Миша сдвинул густые, как у отца, брови.
– Вот уж хохотушки! Ведь мы же помним, что сказал лодочник.
– А я хочу, чтобы маменька еще раз рассказала.
– Ну, не спорьте, – остановила детей Марья Николаевна и продолжала свои воспоминания о переезде через Байкал, когда Мише было около двух лет.
Пять дней бросал, как ореховую скорлупу, парусное рыбацкое судно разбушевавшийся Байкал. Миша, весь продрогший от холода, уже не плакал, а только жалобно взвизгивал, едва шевеля сухими, посиневшими губами. Марья Николаевна в отчаянье прижимала его к своей застывшей груди. Ей казалось, что она теряет и ребенка, который у нее на руках, и того, кто в последнее время уже так уверенно шевелился под сердцем, а в эти дни почти прекратил свои движения.
Марья Николаевна задумалась над тем, как передать детям ее тогдашнюю тревогу. Посмотрела на Нелли. Тяжелые ресницы слипались у девочки в медово-сладкой дремоте.
– Ты, Миша, пойди в классную, – шепотом, сказала Марья Николаевна сыну.
– Нет, нет, маменька, рассказывайте, я слушаю, рассказывайте! – сквозь сон просила Нелли.
– Я лучше спою тебе, маленькая моя, ту песенку, что певала над твоей колыбелью, – ответила мать.
– Ну, и еще лучше! – улыбнулась девочка, не открывая глаз.
Аннушка тоже прикорнула на диване.
Убаюкивая дочь, Марья Николаевна пела колыбельную песенку:
Налетели гуленьки на Неллину люленьку…
Нелли попыталась было подтянуть, но ничего, кроме сонного мурлыканья, не вышло. Марья Николаевна положила ее на диван рядом с Аннушкой и пела еще немного, все понижая голос. Потом прикрыла обеих девочек беличьим одеяльцем и вышла в соседнюю комнату.
На освещенном свечой столе белело оставленное накануне письмо от сестры, Катерины Орловой. Захотелось снова прочитать его:
«Среди посылаемых тебе, дружочек мой, книг ты найдешь роман госпожи Дюдеван, или, как она себя величает, Жорж Санд „Le Secretaire intime“ note 75Note75
Доверенный секретарь (франц.).
[Закрыть], в русском переводе названный почему-то «Квинтилия». Романы этой писательницы вообще суть живые картины сокровенных чувств, рождающихся в самых тайных изгибах женского сердца.

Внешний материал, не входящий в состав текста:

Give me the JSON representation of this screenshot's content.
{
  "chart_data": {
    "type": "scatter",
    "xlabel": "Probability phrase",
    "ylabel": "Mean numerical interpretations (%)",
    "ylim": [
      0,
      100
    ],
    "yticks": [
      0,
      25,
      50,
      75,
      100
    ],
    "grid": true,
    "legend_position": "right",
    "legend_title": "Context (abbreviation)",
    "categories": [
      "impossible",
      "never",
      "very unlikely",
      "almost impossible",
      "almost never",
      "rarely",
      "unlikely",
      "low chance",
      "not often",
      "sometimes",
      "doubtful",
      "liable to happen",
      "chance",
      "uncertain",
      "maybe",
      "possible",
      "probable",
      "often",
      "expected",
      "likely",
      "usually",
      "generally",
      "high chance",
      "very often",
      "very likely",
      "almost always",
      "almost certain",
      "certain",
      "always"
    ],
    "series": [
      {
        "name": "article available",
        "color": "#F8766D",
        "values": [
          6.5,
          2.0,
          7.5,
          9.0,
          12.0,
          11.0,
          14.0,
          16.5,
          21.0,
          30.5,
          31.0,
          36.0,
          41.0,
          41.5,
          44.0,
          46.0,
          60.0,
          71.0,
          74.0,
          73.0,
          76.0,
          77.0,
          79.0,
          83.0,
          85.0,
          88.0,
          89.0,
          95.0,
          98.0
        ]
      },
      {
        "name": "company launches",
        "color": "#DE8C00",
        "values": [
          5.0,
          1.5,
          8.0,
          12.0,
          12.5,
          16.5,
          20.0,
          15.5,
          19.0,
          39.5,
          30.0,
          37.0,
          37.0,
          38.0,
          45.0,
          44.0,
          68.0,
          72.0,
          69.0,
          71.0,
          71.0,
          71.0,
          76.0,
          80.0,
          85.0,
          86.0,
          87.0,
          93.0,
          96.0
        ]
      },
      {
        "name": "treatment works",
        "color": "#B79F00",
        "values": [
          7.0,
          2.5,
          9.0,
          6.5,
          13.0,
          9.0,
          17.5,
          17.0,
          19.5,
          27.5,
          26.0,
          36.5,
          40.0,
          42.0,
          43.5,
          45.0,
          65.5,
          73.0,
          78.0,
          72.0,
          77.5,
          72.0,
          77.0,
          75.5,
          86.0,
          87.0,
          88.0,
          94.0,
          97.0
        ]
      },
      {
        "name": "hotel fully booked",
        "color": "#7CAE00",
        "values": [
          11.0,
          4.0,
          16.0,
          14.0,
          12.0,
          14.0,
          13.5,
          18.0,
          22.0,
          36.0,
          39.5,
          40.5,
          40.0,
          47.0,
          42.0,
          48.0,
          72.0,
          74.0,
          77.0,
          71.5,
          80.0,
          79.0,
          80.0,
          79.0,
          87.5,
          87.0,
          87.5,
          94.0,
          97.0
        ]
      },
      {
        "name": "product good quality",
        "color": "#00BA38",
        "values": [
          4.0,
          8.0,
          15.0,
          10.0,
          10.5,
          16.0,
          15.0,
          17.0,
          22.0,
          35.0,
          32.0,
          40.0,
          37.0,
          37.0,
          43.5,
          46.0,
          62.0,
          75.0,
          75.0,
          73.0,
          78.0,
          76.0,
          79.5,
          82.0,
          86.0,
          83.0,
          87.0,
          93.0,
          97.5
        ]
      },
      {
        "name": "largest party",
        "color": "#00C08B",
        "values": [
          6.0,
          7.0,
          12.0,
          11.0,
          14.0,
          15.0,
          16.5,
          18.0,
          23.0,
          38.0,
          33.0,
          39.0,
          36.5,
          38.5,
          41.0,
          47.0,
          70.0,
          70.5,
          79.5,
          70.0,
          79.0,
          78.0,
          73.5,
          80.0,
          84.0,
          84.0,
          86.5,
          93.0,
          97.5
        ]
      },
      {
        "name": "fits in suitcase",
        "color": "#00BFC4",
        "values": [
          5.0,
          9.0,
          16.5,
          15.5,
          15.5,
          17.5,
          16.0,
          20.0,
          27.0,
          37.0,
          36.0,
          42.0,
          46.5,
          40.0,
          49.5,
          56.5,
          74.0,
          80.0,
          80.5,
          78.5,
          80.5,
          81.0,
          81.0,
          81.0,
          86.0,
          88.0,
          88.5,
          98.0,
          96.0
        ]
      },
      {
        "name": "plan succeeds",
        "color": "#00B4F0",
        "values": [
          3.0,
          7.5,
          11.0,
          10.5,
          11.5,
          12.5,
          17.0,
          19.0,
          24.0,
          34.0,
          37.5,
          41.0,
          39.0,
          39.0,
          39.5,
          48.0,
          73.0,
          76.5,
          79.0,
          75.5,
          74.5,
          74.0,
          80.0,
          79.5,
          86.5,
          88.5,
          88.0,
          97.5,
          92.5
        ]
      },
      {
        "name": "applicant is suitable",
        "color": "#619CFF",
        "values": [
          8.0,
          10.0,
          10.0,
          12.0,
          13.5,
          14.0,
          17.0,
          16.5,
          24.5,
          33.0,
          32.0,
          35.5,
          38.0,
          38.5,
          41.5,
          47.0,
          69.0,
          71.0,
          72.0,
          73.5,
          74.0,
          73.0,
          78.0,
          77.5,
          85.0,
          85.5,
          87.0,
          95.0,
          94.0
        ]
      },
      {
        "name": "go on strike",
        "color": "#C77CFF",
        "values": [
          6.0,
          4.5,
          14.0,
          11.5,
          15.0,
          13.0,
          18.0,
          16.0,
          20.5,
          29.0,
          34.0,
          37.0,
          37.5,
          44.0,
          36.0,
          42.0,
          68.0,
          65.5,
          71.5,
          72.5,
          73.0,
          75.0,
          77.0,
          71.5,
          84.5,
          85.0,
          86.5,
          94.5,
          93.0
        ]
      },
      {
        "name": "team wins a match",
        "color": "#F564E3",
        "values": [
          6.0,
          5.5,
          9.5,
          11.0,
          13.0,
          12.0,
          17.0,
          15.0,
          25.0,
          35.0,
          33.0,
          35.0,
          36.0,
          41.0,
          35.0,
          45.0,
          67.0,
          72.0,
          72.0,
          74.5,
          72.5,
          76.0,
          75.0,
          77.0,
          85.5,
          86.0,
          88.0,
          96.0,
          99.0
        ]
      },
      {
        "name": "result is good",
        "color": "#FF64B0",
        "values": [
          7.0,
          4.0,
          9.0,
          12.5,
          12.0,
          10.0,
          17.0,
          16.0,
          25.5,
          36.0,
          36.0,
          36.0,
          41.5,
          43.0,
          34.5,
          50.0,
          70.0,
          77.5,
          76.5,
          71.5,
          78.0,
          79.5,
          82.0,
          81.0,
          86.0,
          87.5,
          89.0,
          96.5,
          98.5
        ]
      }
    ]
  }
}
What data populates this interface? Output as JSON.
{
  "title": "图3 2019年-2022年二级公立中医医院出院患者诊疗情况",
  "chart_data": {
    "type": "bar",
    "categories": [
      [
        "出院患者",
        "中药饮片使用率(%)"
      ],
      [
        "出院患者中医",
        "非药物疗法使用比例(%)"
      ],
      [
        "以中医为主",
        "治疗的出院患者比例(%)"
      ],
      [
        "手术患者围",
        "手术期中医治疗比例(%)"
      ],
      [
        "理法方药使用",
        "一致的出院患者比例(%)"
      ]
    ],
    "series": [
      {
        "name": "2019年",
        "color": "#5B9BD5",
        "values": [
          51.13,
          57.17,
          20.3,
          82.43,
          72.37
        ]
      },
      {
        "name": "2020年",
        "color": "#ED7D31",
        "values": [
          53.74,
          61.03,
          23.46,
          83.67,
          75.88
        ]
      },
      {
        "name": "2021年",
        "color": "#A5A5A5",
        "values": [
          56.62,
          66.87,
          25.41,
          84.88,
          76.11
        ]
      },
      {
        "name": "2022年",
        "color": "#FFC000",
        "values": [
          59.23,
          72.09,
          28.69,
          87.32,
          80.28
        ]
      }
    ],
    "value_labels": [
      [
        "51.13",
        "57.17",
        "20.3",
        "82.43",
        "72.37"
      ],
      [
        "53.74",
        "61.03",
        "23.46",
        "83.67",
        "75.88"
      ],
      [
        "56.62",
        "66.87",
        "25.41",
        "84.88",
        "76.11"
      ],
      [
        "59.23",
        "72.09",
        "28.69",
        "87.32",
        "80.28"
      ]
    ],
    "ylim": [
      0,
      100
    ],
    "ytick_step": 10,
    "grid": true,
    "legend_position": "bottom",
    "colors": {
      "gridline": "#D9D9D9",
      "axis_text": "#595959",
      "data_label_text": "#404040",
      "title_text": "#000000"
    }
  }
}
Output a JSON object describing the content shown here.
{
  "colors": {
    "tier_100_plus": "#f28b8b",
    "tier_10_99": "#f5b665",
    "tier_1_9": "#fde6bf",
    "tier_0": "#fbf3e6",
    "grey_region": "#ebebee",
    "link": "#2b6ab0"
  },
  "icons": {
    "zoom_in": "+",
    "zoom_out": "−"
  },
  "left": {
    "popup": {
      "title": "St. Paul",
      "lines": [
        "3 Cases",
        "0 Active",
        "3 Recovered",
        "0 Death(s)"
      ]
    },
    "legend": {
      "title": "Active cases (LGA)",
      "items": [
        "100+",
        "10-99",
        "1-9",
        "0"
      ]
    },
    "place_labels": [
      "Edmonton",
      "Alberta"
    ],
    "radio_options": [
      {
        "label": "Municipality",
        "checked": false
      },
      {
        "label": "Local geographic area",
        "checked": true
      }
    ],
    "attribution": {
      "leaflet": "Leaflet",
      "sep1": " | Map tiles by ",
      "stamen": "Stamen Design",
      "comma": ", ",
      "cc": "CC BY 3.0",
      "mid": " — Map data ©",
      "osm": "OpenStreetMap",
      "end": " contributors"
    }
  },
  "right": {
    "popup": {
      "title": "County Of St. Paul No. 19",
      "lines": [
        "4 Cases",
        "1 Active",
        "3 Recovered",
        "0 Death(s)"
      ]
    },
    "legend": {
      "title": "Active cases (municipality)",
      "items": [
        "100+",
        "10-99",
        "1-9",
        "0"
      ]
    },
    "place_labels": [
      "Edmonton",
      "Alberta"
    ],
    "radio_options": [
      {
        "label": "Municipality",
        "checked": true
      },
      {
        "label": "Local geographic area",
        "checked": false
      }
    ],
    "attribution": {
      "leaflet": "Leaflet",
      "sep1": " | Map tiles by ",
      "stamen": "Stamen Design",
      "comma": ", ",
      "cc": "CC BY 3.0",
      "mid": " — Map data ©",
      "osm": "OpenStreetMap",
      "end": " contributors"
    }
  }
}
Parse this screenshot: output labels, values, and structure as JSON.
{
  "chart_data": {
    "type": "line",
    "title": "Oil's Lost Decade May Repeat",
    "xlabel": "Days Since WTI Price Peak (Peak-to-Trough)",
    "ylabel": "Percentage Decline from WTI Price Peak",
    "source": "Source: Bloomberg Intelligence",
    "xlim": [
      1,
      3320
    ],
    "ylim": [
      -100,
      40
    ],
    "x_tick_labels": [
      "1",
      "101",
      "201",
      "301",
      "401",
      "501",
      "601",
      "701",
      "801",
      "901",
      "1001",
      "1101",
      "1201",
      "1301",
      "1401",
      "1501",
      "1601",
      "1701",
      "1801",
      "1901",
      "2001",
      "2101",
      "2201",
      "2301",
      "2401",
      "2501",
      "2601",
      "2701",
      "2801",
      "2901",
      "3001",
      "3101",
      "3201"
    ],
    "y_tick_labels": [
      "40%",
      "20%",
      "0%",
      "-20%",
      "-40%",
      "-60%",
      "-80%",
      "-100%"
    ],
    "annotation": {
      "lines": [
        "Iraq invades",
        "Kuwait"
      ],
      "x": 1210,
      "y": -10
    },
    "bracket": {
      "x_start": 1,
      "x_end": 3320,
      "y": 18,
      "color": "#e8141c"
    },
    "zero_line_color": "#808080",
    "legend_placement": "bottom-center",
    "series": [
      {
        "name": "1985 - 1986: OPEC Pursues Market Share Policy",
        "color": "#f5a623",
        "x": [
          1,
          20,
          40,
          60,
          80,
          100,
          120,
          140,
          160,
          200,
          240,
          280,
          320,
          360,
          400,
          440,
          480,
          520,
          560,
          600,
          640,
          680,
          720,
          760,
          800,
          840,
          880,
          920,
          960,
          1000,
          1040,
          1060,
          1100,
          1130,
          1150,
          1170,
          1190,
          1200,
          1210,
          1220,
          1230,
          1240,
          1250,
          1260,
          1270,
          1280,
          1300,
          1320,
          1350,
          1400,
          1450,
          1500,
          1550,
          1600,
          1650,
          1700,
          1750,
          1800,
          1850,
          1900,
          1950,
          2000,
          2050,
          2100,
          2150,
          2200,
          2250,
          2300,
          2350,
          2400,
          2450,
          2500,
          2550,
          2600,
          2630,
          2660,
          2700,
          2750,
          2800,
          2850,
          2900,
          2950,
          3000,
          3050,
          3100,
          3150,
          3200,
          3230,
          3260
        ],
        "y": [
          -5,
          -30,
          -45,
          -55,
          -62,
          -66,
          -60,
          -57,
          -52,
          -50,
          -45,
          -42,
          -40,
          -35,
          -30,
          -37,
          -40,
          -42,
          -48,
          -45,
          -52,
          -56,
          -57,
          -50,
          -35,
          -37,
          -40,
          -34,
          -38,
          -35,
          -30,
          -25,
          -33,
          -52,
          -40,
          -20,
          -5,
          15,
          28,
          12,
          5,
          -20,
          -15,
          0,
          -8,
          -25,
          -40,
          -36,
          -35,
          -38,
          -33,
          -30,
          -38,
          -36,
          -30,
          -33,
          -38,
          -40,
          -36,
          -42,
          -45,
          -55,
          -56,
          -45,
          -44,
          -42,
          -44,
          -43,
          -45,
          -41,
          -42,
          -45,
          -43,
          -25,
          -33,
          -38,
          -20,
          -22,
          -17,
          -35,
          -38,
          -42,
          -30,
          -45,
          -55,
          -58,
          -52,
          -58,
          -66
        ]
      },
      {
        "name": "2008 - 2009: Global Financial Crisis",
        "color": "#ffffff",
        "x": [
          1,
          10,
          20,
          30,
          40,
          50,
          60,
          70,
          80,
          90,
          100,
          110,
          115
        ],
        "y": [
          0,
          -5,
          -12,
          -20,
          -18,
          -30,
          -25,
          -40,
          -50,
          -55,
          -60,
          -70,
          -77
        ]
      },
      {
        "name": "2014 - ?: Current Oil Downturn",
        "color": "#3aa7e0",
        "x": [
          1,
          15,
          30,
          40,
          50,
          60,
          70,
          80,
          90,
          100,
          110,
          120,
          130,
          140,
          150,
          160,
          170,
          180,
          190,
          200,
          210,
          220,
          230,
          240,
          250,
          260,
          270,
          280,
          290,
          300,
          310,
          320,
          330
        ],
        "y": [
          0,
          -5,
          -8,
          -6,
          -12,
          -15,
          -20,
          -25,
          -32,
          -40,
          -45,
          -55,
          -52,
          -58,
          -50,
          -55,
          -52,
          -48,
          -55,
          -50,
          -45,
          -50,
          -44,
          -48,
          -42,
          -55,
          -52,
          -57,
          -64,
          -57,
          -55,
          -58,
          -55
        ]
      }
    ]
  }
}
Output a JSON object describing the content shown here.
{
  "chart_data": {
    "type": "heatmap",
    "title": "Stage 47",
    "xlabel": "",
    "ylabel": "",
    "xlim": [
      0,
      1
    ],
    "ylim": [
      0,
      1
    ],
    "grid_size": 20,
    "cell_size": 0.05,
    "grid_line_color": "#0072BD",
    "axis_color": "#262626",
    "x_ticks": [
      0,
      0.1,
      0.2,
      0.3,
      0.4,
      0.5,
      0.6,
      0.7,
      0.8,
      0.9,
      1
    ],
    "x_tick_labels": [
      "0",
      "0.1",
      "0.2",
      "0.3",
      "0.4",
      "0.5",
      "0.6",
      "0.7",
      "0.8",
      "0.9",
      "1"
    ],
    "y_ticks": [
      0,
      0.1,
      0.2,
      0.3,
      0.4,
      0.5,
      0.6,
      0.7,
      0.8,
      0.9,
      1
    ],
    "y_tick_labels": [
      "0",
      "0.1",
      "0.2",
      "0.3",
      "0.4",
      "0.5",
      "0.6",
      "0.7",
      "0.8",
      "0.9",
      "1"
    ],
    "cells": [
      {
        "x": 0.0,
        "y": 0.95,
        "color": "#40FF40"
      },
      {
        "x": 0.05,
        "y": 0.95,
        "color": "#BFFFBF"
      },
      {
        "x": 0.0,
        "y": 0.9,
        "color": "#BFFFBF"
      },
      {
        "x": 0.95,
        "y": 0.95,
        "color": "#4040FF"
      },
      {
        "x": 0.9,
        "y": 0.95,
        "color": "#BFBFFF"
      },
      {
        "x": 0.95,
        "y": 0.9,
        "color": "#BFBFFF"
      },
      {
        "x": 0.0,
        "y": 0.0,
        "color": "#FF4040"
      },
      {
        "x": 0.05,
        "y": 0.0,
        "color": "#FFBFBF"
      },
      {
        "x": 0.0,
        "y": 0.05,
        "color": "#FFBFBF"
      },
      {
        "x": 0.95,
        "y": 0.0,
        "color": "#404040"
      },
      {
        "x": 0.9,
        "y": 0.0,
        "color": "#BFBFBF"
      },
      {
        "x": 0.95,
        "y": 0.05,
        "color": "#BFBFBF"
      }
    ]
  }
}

В «Квинтилии» ты увидишь главную героиню романа, женщину, созданную повелевать не только людьми, но и своими страстями. Женщину – прекрасную фантазию воображения, которая вряд ли может существовать на земле. Ибо, если б эта женщина жила, она свела бы с ума самого холодного флегматика, так много в ней прекрасного, возвышенного, так много простоты и очарования.
Она похожа несколько на нашу свойственницу княгиню Зинаиду Волконскую.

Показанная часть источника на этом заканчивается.